Yo soy feminista, pero al principio no quería poner esa palabra porque hoy tiene 70 interpretaciones diferentes y con algunas estoy de acuerdo y con otras no. Pero al final acepté porque es algo que se ve de solo mirar la obra. Ya desde mis dibujos, desde mis poemas sobre el cuerpo, hay una cuestión política, y creo que en las fotografías de desnudez que hice en la pandemia también, porque hay todo un preconcepto sobre la vejez, el ser una “señora” desnuda.
— La desnudez siempre fue un acto político, de transgresión a nivel social, ¿cuándo realizaste esas fotografías sentías que lo estabas haciendo desde ese lugar?
— En ese momento de encierro tenía mucho la televisión encendida y escuchaba todo el tiempo lo del material descartable. En un momento dije, “esta gente está loca, yo también soy descartable para ellos”. Ahí empezó el trabajo, pero sin ningún pensamiento conceptual. Empezó para decir “estoy viva, tengo que mostrar que estoy acá, esta gente me está enterrando hace nueve meses”. No soy una persona que planee antes lo que va a hacer. Acciono y después, muchas veces, entiendo el sentido.
— Cuando decías que la letra o la palabra es uno de los temas de tu carrera, ¿Cómo surge esa relación?
— Vengo de familia judía que llegó al país escapando de los pogromos, a través del puerto de Odesa. El agua está en toda mi historia, desde Odesa, el Río de la Plata y Río de Janeiro. Uno de mis abuelos era profesor universitario. Entonces me leía cosas y me quedó muy marcado algo que me dijo: “Como los judíos no pueden tener tierras, entonces llevan la palabra bajo el brazo, hacia donde vayan”. Es la Torá que se enrolla y te la llevas para otro lado, ¿no? Y en un momento hubo una historia con una carta familiar, que parecía que se habían juntado el samovar y el tango argentino. La carta era de mi abuela materna de Odesa, una tragedia total. Y nunca la perdí en mis mudanzas, y yo soy de perder muchas cosas. La carta estaba ahí, entonces empecé a trabajarla primero en litografía, una cosa de grabado formal, después en serigrafía. Y empecé a hacer una serie que se llama “Pataletas”, que son partes de máscaras. “Murió mi corazón loco”, dice una frase. Agarré la palabra “loco” y empecé a transformarla. Impresiones en tinta a base de agua, a base de óleo. Y ahí surge el error, que es algo que me gusta mucho, no lo considero como algo negativo, me entusiasma más. Hacía distintas pruebas, pero el papel se paraba, lo pasaba por agua, lo recortaba, y se transformó en una letra tridimensional. Hubo una transmutación nacida del error.

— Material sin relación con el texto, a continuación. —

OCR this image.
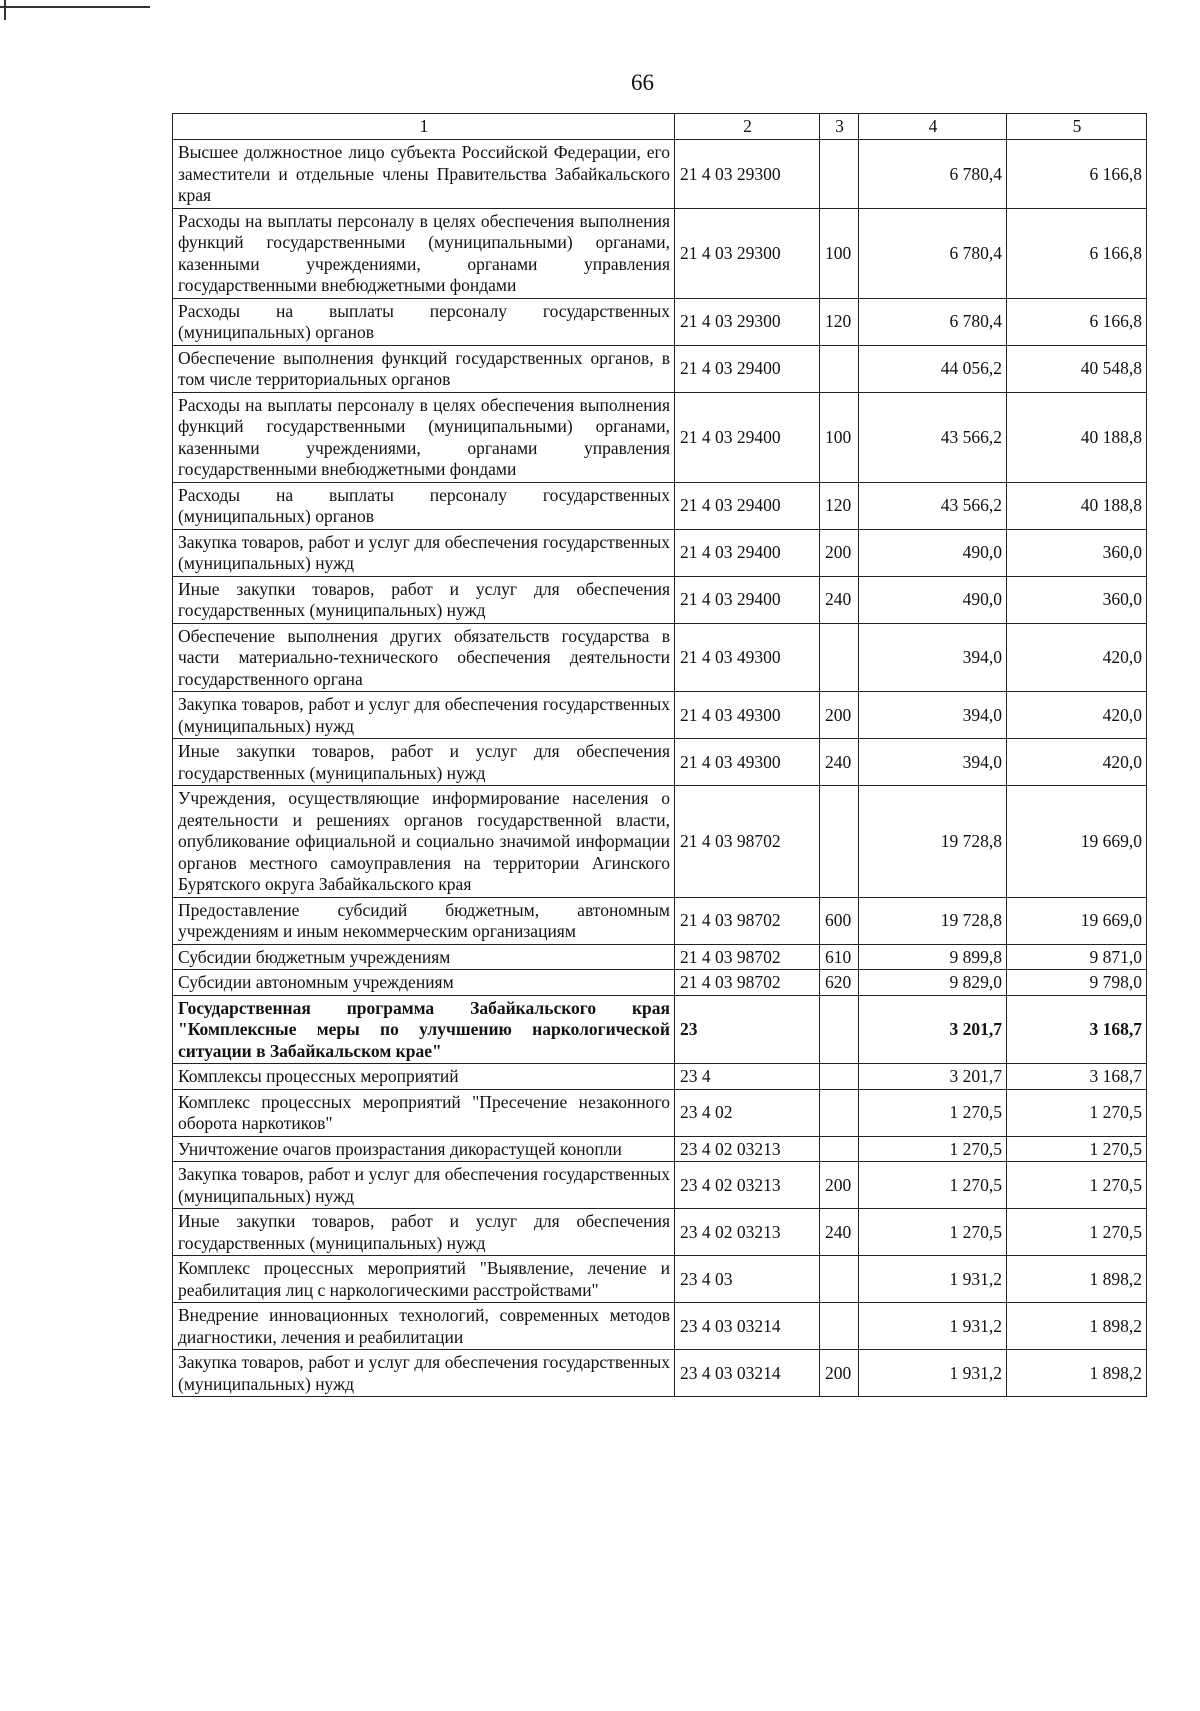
66
1	2	3	4	5
Высшее должностное лицо субъекта Российской Федерации, его заместители и отдельные члены Правительства Забайкальского края	21 4 03 29300		6 780,4	6 166,8
Расходы на выплаты персоналу в целях обеспечения выполнения функций государственными (муниципальными) органами, казенными учреждениями, органами управления государственными внебюджетными фондами	21 4 03 29300	100	6 780,4	6 166,8
Расходы на выплаты персоналу государственных (муниципальных) органов	21 4 03 29300	120	6 780,4	6 166,8
Обеспечение выполнения функций государственных органов, в том числе территориальных органов	21 4 03 29400		44 056,2	40 548,8
Расходы на выплаты персоналу в целях обеспечения выполнения функций государственными (муниципальными) органами, казенными учреждениями, органами управления государственными внебюджетными фондами	21 4 03 29400	100	43 566,2	40 188,8
Расходы на выплаты персоналу государственных (муниципальных) органов	21 4 03 29400	120	43 566,2	40 188,8
Закупка товаров, работ и услуг для обеспечения государственных (муниципальных) нужд	21 4 03 29400	200	490,0	360,0
Иные закупки товаров, работ и услуг для обеспечения государственных (муниципальных) нужд	21 4 03 29400	240	490,0	360,0
Обеспечение выполнения других обязательств государства в части материально-технического обеспечения деятельности государственного органа	21 4 03 49300		394,0	420,0
Закупка товаров, работ и услуг для обеспечения государственных (муниципальных) нужд	21 4 03 49300	200	394,0	420,0
Иные закупки товаров, работ и услуг для обеспечения государственных (муниципальных) нужд	21 4 03 49300	240	394,0	420,0
Учреждения, осуществляющие информирование населения о деятельности и решениях органов государственной власти, опубликование официальной и социально значимой информации органов местного самоуправления на территории Агинского Бурятского округа Забайкальского края	21 4 03 98702		19 728,8	19 669,0
Предоставление субсидий бюджетным, автономным учреждениям и иным некоммерческим организациям	21 4 03 98702	600	19 728,8	19 669,0
Субсидии бюджетным учреждениям	21 4 03 98702	610	9 899,8	9 871,0
Субсидии автономным учреждениям	21 4 03 98702	620	9 829,0	9 798,0
Государственная программа Забайкальского края "Комплексные меры по улучшению наркологической ситуации в Забайкальском крае"	23		3 201,7	3 168,7
Комплексы процессных мероприятий	23 4		3 201,7	3 168,7
Комплекс процессных мероприятий "Пресечение незаконного оборота наркотиков"	23 4 02		1 270,5	1 270,5
Уничтожение очагов произрастания дикорастущей конопли	23 4 02 03213		1 270,5	1 270,5
Закупка товаров, работ и услуг для обеспечения государственных (муниципальных) нужд	23 4 02 03213	200	1 270,5	1 270,5
Иные закупки товаров, работ и услуг для обеспечения государственных (муниципальных) нужд	23 4 02 03213	240	1 270,5	1 270,5
Комплекс процессных мероприятий "Выявление, лечение и реабилитация лиц с наркологическими расстройствами"	23 4 03		1 931,2	1 898,2
Внедрение инновационных технологий, современных методов диагностики, лечения и реабилитации	23 4 03 03214		1 931,2	1 898,2
Закупка товаров, работ и услуг для обеспечения государственных (муниципальных) нужд	23 4 03 03214	200	1 931,2	1 898,2
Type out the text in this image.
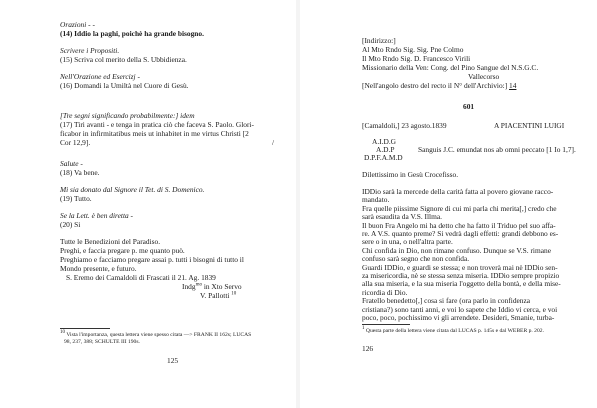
Orazioni - -
(14) Iddio la paghi, poichè ha grande bisogno.
Scrivere i Propositi.
(15) Scriva col merito della S. Ubbidienza.
Nell'Orazione ed Esercizj -
(16) Domandi la Umiltà nel Cuore di Gesù.
[Tre segni significando probabilmente:] idem
(17) Tiri avanti - e tenga in pratica ciò che faceva S. Paolo. Glori-
ficabor in infirmitatibus meis ut inhabitet in me virtus Christi [2
Cor 12,9].	/
Salute -
(18) Va bene.
Mi sia donato dal Signore il Tet. di S. Domenico.
(19) Tutto.
Se la Lett. è ben diretta -
(20) Si
Tutte le Benedizioni del Paradiso.
Preghi, e faccia pregare p. me quanto può.
Preghiamo e facciamo pregare assai p. tutti i bisogni di tutto il
Mondo presente, e futuro.
S. Eremo dei Camaldoli di Frascati il 21. Ag. 1839
Indg$^{mo}$ in Xto Servo
V. Pallotti $^{10}$
$^{10}$ Vista l'importanza, questa lettera viene spesso citata —> FRANK II 162s; LUCAS
98, 237, 388; SCHULTE III 190s.
125
[Indirizzo:]
Al Mto Rndo Sig. Sig. Pne Colmo
Il Mto Rndo Sig. D. Francesco Virili
Missionario della Ven: Cong. del Pino Sangue del N.S.G.C.
Vallecorso
[Nell'angolo destro del recto il N° dell'Archivio:] 14
601
[Camaldoli,] 23 agosto.1839	A PIACENTINI LUIGI
A.I.D.G
A.D.P	Sanguis J.C. emundat nos ab omni peccato [1 Io 1,7].
D.P.F.A.M.D
Dilettissimo in Gesù Crocefisso.
IDDio sarà la mercede della carità fatta al povero giovane racco-
mandato.
Fra quelle piissime Signore di cui mi parla chi merita[,] credo che
sarà esaudita da V.S. Illma.
Il buon Fra Angelo mi ha detto che ha fatto il Triduo pel suo affa-
re. A V.S. quanto preme? Si vedrà dagli effetti: grandi debbono es-
sere o in una, o nell'altra parte.
Chi confida in Dio, non rimane confuso. Dunque se V.S. rimane
confuso sarà segno che non confida.
Guardi IDDio, e guardi se stessa; e non troverà mai nè IDDio sen-
za misericordia, nè se stessa senza miseria. IDDio sempre propizio
alla sua miseria, e la sua miseria l'oggetto della bontà, e della mise-
ricordia di Dio.
Fratello benedetto[,] cosa si fare (ora parlo in confidenza
cristiana?) sono tanti anni, e voi lo sapete che Iddio vi cerca, e voi
poco, poco, pochissimo vi gli arrendete. Desideri, Smanie, turba-
$^1$ Questa parte della lettera viene citata dal LUCAS p. 145s e dal WEBER p. 202.
126
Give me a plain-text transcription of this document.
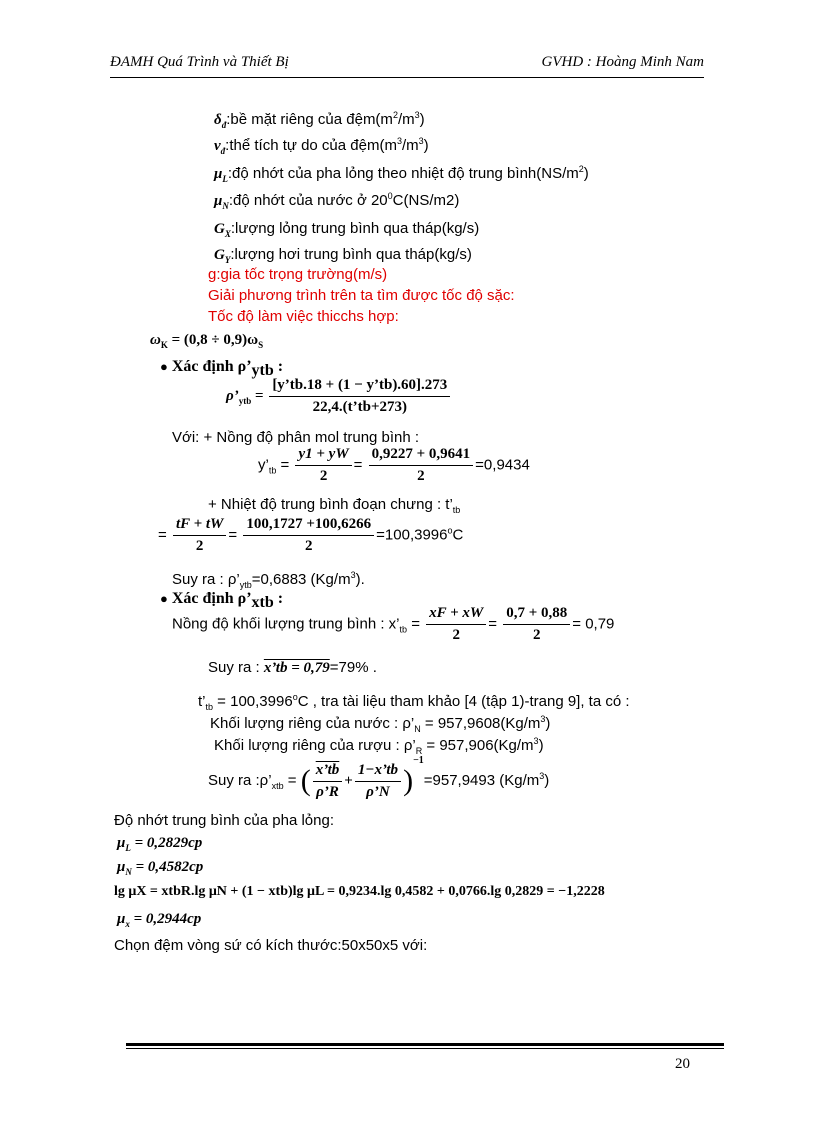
ĐAMH Quá Trình và Thiết Bị	GVHD : Hoàng Minh Nam
$\delta_đ:bề$ mặt riêng của $đệm(m^2/m^3)$
$\nu_đ:thể$ tích tự do của $đệm(m^3/m^3)$
$\mu_L:độ$ nhớt của pha lỏng theo nhiệt độ trung $bình(NS/m^2)$
$\mu_N:độ$ nhớt của nước ở $20^0C(NS/m2)$
$G_X:lượng$ lỏng trung bình qua tháp(kg/s)
$G_Y:lượng$ hơi trung bình qua tháp(kg/s)
g:gia tốc trọng trường(m/s)
Giải phương trình trên ta tìm được tốc độ sặc:
Tốc độ làm việc thicchs hợp:
$\omega_K = (0,8 \div 0,9)\omega_S$
● Xác định ρ’ytb :
$\rho’_{ytb} = \frac{[y’tb.18 + (1 - y’tb).60].273}{22,4.(t’tb+273)}$
Với: + Nồng độ phân mol trung bình :
$y’_{tb} = \frac{y1 + yW}{2} = \frac{0,9227 + 0,9641}{2} =0,9434$
+ Nhiệt độ trung bình đoạn chưng : $t’_{tb}$
= $\frac{tF + tW}{2} = \frac{100,1727 +100,6266}{2} =100,3996^oC$
Suy ra : $\rho’_{ytb}=0,6883$ $(Kg/m^3)$.
● Xác định ρ’xtb :
Nồng độ khối lượng trung bình : $x’_{tb} = \frac{xF + xW}{2} = \frac{0,7 + 0,88}{2} = 0,79$
Suy ra : x’tb = 0,79=79% .
$t’_{tb} = 100,3996^oC$ , tra tài liệu tham khảo [4 (tập 1)-trang 9], ta có :
Khối lượng riêng của nước : $\rho’_N = 957,9608(Kg/m^3)$
Khối lượng riêng của rượu : $\rho’_R = 957,906(Kg/m^3)$
Suy ra $:\rho’_{xtb}$ = ( $\frac{x’tb}{\rho’R} + \frac{1-x’tb}{\rho’N} )^{-1}=957,9493$ $(Kg/m^3)$
Độ nhớt trung bình của pha lỏng:
$\mu_L = 0,2829cp$
$\mu_N = 0,4582cp$
lg μX = xtbR.lg μN + (1 − xtb)lg μL = 0,9234.lg 0,4582 + 0,0766.lg 0,2829 = −1,2228
$\mu_x = 0,2944cp$
Chọn đệm vòng sứ có kích thước:50x50x5 với:
20
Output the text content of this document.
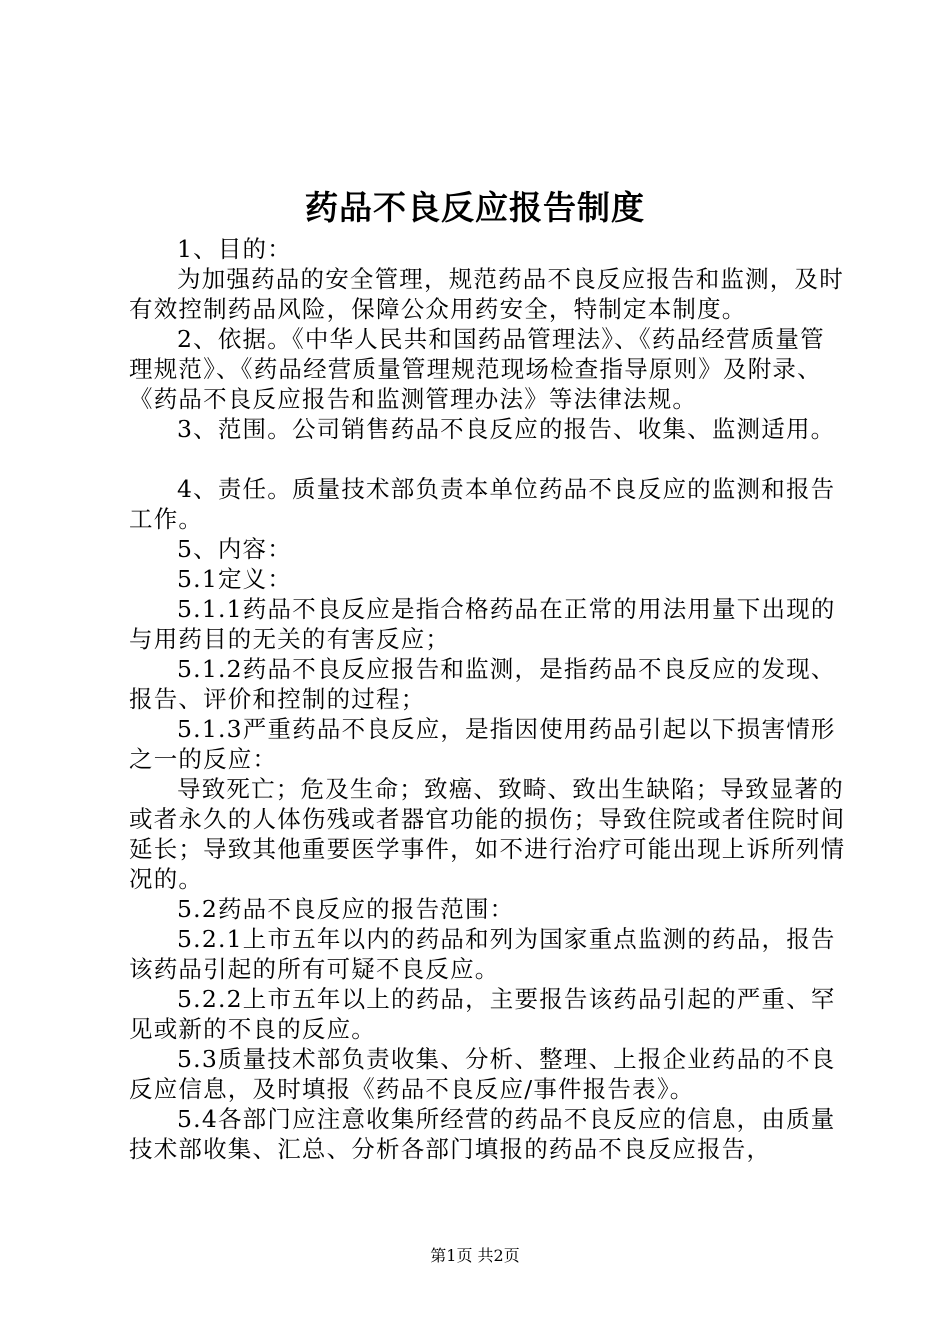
药品不良反应报告制度

1、目的：

为加强药品的安全管理，规范药品不良反应报告和监测，及时有效控制药品风险，保障公众用药安全，特制定本制度。

2、依据。《中华人民共和国药品管理法》、《药品经营质量管理规范》、《药品经营质量管理规范现场检查指导原则》及附录、《药品不良反应报告和监测管理办法》等法律法规。

3、范围。公司销售药品不良反应的报告、收集、监测适用。

4、责任。质量技术部负责本单位药品不良反应的监测和报告工作。

5、内容：

5.1定义：

5.1.1药品不良反应是指合格药品在正常的用法用量下出现的与用药目的无关的有害反应；

5.1.2药品不良反应报告和监测，是指药品不良反应的发现、报告、评价和控制的过程；

5.1.3严重药品不良反应，是指因使用药品引起以下损害情形之一的反应：

导致死亡；危及生命；致癌、致畸、致出生缺陷；导致显著的或者永久的人体伤残或者器官功能的损伤；导致住院或者住院时间延长；导致其他重要医学事件，如不进行治疗可能出现上诉所列情况的。

5.2药品不良反应的报告范围：

5.2.1上市五年以内的药品和列为国家重点监测的药品，报告该药品引起的所有可疑不良反应。

5.2.2上市五年以上的药品，主要报告该药品引起的严重、罕见或新的不良的反应。

5.3质量技术部负责收集、分析、整理、上报企业药品的不良反应信息，及时填报《药品不良反应/事件报告表》。

5.4各部门应注意收集所经营的药品不良反应的信息，由质量技术部收集、汇总、分析各部门填报的药品不良反应报告，

第1页 共2页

En uno puse “murió mi corazón” en blanco y “murió mi corazón” en negro y un pedacito de mármol, y lo compró Jacobo Fiterman sin conocerme. No lo conozco personalmente. Lo que fue genial, porque creo que no puede haber algo mejor en la vida que te compre alguien que no te conoce, que nunca te vio y no sabe tu currículum.
— Otra vez, esto de las letras te atraviesa, desde un momento casi formativo. Contabas antes lo de tu tío y la arquitectura y ahora reflexionás sobre la influencia en tu obra de algo que tiene que ver con tu familia, con una historia que existió antes de que vos seas siquiera un pensamiento. Es una reescritura de la historia familiar en un punto, a partir de distintos momentos artísticos. Y también hay una reescritura de tu cuerpo, a partir de tus obras de pandemia, ¿es esa reescritura la “Tercera margen”?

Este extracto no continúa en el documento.